I say that presents market opportunities. Every piece of technology faces a time of obsolescence.

If the original source no longer exists and rebuilding is no longer possible then replacing dependencies is no longer feasible without manual intervention to mitigate problems. ABIs and APIs are not as stable as you'd think.


> Every piece of technology faces a time of obsolescence.

That is true for most technologies that experience entropy and the problems of real world. Real physical devices of any kind will eventually fail.

However, anything build upon Claude Shannon digital circuits do not degrade. The digital CPU and the software that runs it are deterministic. Some people see a lack of updates in a project as "not maintained", but for some projects that lack of updates means the project is finished.

> obsolescence

What you label as obsolete I consider "the last working version". The modern attitude that old features need to be removed results in software that is missing basic features.

> replacing dependencies is no longer feasible without manual intervention to mitigate problems

This is simply not true. Have you even tried? I replaced a library to get proprietary software working last week. In the past, I've written my own replacement library to add a feature to a proprietary program. Of course this required manual intervention; writing that library took more than a week of dev time. However, at least it was possible to replace the library and get the program working. "Market opportunities" suggests you think I should have bought replacement software? I'm not sure that even exists?

> ABIs and APIs are not as stable as you'd think.

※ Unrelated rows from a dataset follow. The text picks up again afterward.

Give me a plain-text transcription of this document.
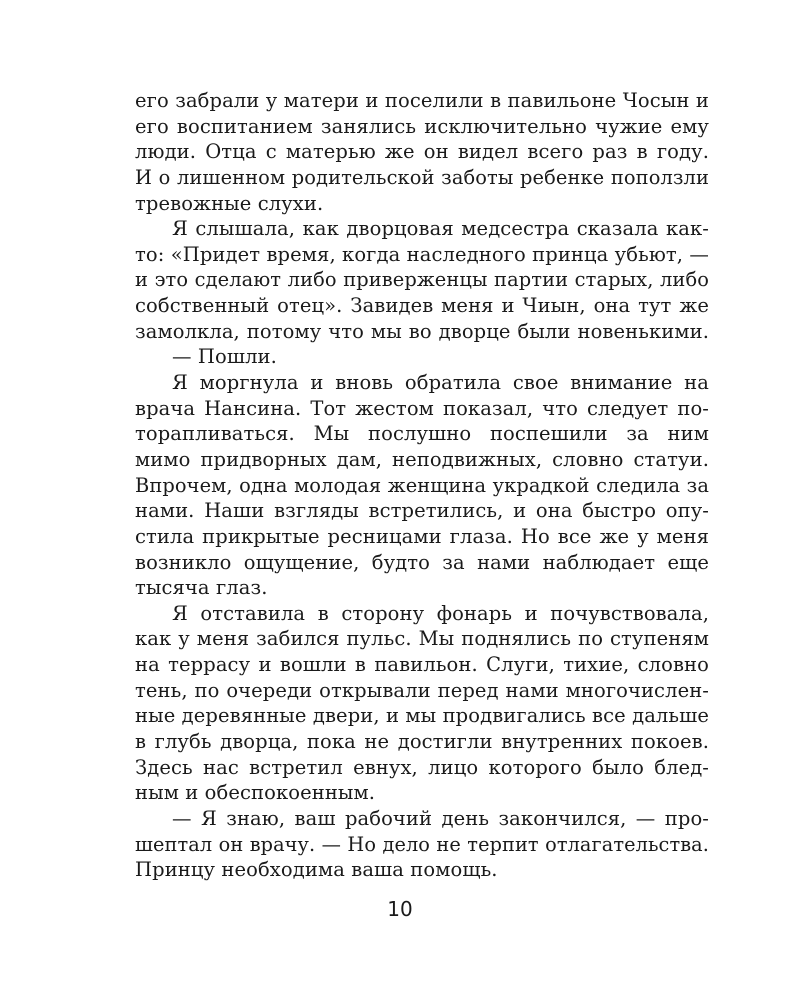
его забрали у матери и поселили в павильоне Чосын и
его воспитанием занялись исключительно чужие ему
люди. Отца с матерью же он видел всего раз в году.
И о лишенном родительской заботы ребенке поползли
тревожные слухи.
Я слышала, как дворцовая медсестра сказала как-
то: «Придет время, когда наследного принца убьют, —
и это сделают либо приверженцы партии старых, либо
собственный отец». Завидев меня и Чиын, она тут же
замолкла, потому что мы во дворце были новенькими.
— Пошли.
Я моргнула и вновь обратила свое внимание на
врача Нансина. Тот жестом показал, что следует по-
торапливаться. Мы послушно поспешили за ним
мимо придворных дам, неподвижных, словно статуи.
Впрочем, одна молодая женщина украдкой следила за
нами. Наши взгляды встретились, и она быстро опу-
стила прикрытые ресницами глаза. Но все же у меня
возникло ощущение, будто за нами наблюдает еще
тысяча глаз.
Я отставила в сторону фонарь и почувствовала,
как у меня забился пульс. Мы поднялись по ступеням
на террасу и вошли в павильон. Слуги, тихие, словно
тень, по очереди открывали перед нами многочислен-
ные деревянные двери, и мы продвигались все дальше
в глубь дворца, пока не достигли внутренних покоев.
Здесь нас встретил евнух, лицо которого было блед-
ным и обеспокоенным.
— Я знаю, ваш рабочий день закончился, — про-
шептал он врачу. — Но дело не терпит отлагательства.
Принцу необходима ваша помощь.
10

I'm very familiar with the stability of ABIs and APIs. I've been debugging and working around this type of problem for ~25 years. Experience suggests that interface stability correlates with the quality of the dev team. A lot of packages have been very stable; breaking changes are rare and usually well documented.


> there is no good technical reason why I shouldn't be able to distribute the same ELF binary to every distro

Oh, your app also works on every single kernel, every different version of external applications, and supports every file tree of every distro? Sounds like you added a crap-ton of portability to your app in order to support all those distros.

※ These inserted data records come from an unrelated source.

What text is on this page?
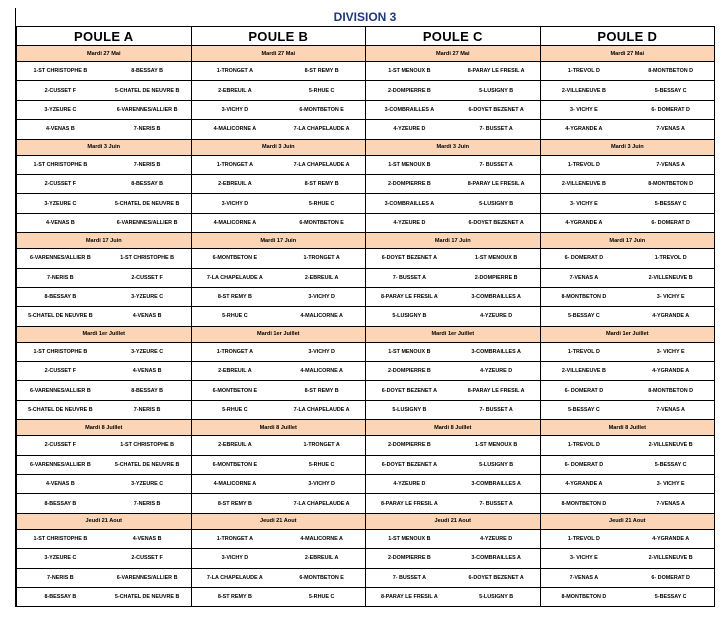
DIVISION 3
POULE A		POULE B		POULE C		POULE D	
Mardi 27 Mai		Mardi 27 Mai		Mardi 27 Mai		Mardi 27 Mai	
1-ST CHRISTOPHE B	8-BESSAY B	1-TRONGET A	8-ST REMY B	1-ST MENOUX B	8-PARAY LE FRESIL A	1-TREVOL D	8-MONTBETON D
2-CUSSET F	5-CHATEL DE NEUVRE B	2-EBREUIL A	5-RHUE C	2-DOMPIERRE B	5-LUSIGNY B	2-VILLENEUVE B	5-BESSAY C
3-YZEURE C	6-VARENNES/ALLIER B	3-VICHY D	6-MONTBETON E	3-COMBRAILLES A	6-DOYET BEZENET A	3- VICHY E	6- DOMERAT D
4-VENAS B	7-NERIS B	4-MALICORNE A	7-LA CHAPELAUDE A	4-YZEURE D	7- BUSSET A	4-YGRANDE A	7-VENAS A
Mardi 3 Juin		Mardi 3 Juin		Mardi 3 Juin		Mardi 3 Juin	
1-ST CHRISTOPHE B	7-NERIS B	1-TRONGET A	7-LA CHAPELAUDE A	1-ST MENOUX B	7- BUSSET A	1-TREVOL D	7-VENAS A
2-CUSSET F	8-BESSAY B	2-EBREUIL A	8-ST REMY B	2-DOMPIERRE B	8-PARAY LE FRESIL A	2-VILLENEUVE B	8-MONTBETON D
3-YZEURE C	5-CHATEL DE NEUVRE B	3-VICHY D	5-RHUE C	3-COMBRAILLES A	5-LUSIGNY B	3- VICHY E	5-BESSAY C
4-VENAS B	6-VARENNES/ALLIER B	4-MALICORNE A	6-MONTBETON E	4-YZEURE D	6-DOYET BEZENET A	4-YGRANDE A	6- DOMERAT D
Mardi 17 Juin		Mardi 17 Juin		Mardi 17 Juin		Mardi 17 Juin	
6-VARENNES/ALLIER B	1-ST CHRISTOPHE B	6-MONTBETON E	1-TRONGET A	6-DOYET BEZENET A	1-ST MENOUX B	6- DOMERAT D	1-TREVOL D
7-NERIS B	2-CUSSET F	7-LA CHAPELAUDE A	2-EBREUIL A	7- BUSSET A	2-DOMPIERRE B	7-VENAS A	2-VILLENEUVE B
8-BESSAY B	3-YZEURE C	8-ST REMY B	3-VICHY D	8-PARAY LE FRESIL A	3-COMBRAILLES A	8-MONTBETON D	3- VICHY E
5-CHATEL DE NEUVRE B	4-VENAS B	5-RHUE C	4-MALICORNE A	5-LUSIGNY B	4-YZEURE D	5-BESSAY C	4-YGRANDE A
Mardi 1er Juillet		Mardi 1er Juillet		Mardi 1er Juillet		Mardi 1er Juillet	
1-ST CHRISTOPHE B	3-YZEURE C	1-TRONGET A	3-VICHY D	1-ST MENOUX B	3-COMBRAILLES A	1-TREVOL D	3- VICHY E
2-CUSSET F	4-VENAS B	2-EBREUIL A	4-MALICORNE A	2-DOMPIERRE B	4-YZEURE D	2-VILLENEUVE B	4-YGRANDE A
6-VARENNES/ALLIER B	8-BESSAY B	6-MONTBETON E	8-ST REMY B	6-DOYET BEZENET A	8-PARAY LE FRESIL A	6- DOMERAT D	8-MONTBETON D
5-CHATEL DE NEUVRE B	7-NERIS B	5-RHUE C	7-LA CHAPELAUDE A	5-LUSIGNY B	7- BUSSET A	5-BESSAY C	7-VENAS A
Mardi 8 Juillet		Mardi 8 Juillet		Mardi 8 Juillet		Mardi 8 Juillet	
2-CUSSET F	1-ST CHRISTOPHE B	2-EBREUIL A	1-TRONGET A	2-DOMPIERRE B	1-ST MENOUX B	1-TREVOL D	2-VILLENEUVE B
6-VARENNES/ALLIER B	5-CHATEL DE NEUVRE B	6-MONTBETON E	5-RHUE C	6-DOYET BEZENET A	5-LUSIGNY B	6- DOMERAT D	5-BESSAY C
4-VENAS B	3-YZEURE C	4-MALICORNE A	3-VICHY D	4-YZEURE D	3-COMBRAILLES A	4-YGRANDE A	3- VICHY E
8-BESSAY B	7-NERIS B	8-ST REMY B	7-LA CHAPELAUDE A	8-PARAY LE FRESIL A	7- BUSSET A	8-MONTBETON D	7-VENAS A
Jeudi 21 Aout		Jeudi 21 Aout		Jeudi 21 Aout		Jeudi 21 Aout	
1-ST CHRISTOPHE B	4-VENAS B	1-TRONGET A	4-MALICORNE A	1-ST MENOUX B	4-YZEURE D	1-TREVOL D	4-YGRANDE A
3-YZEURE C	2-CUSSET F	3-VICHY D	2-EBREUIL A	2-DOMPIERRE B	3-COMBRAILLES A	3- VICHY E	2-VILLENEUVE B
7-NERIS B	6-VARENNES/ALLIER B	7-LA CHAPELAUDE A	6-MONTBETON E	7- BUSSET A	6-DOYET BEZENET A	7-VENAS A	6- DOMERAT D
8-BESSAY B	5-CHATEL DE NEUVRE B	8-ST REMY B	5-RHUE C	8-PARAY LE FRESIL A	5-LUSIGNY B	8-MONTBETON D	5-BESSAY C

> I can't feasibly write a package for every package manager in existence.

But you could create 3 packages for the 3 most commonly used package managers of your users. Or 3 tarballs of your app compiled for 3 platforms using Docker for the build environment. Which would take about a day or two, and simultaneously provide testing of your app in your users' environments.


Yes this not that hard if you are statically linking as much as possible. The magic of stable syscalls. Variance between glibc is the biggest headache but musl libc solves a lot of the problems.

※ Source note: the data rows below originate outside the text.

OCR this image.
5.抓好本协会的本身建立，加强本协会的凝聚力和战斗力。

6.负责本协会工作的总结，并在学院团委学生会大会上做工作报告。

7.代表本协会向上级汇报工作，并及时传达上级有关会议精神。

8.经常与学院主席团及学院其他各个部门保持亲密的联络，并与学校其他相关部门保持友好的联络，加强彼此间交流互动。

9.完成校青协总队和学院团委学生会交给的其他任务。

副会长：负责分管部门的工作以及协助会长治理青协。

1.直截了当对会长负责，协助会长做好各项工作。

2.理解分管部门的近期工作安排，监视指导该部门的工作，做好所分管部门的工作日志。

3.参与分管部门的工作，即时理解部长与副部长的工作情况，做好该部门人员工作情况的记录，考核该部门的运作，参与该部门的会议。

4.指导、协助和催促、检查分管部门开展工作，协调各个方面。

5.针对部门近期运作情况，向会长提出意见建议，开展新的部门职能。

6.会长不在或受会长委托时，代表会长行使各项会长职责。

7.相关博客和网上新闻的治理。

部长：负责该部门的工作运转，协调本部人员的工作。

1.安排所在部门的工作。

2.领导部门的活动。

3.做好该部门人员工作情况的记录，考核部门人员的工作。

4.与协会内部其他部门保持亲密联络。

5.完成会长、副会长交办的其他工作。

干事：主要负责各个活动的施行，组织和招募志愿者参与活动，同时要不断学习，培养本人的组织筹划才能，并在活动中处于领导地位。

Have you ever actually tried that last step that you're suggesting? It's actually really time consuming and expensive to maintain that infrastructure due to oddities between distros, like glibc or unsupported compiler versions. Statically linking is easier than redoing all the work of setting up and tearing down developer environments just because one platform has a different #define in libc. It's also cheaper when your images are not small and you're paying for your bandwidth/storage.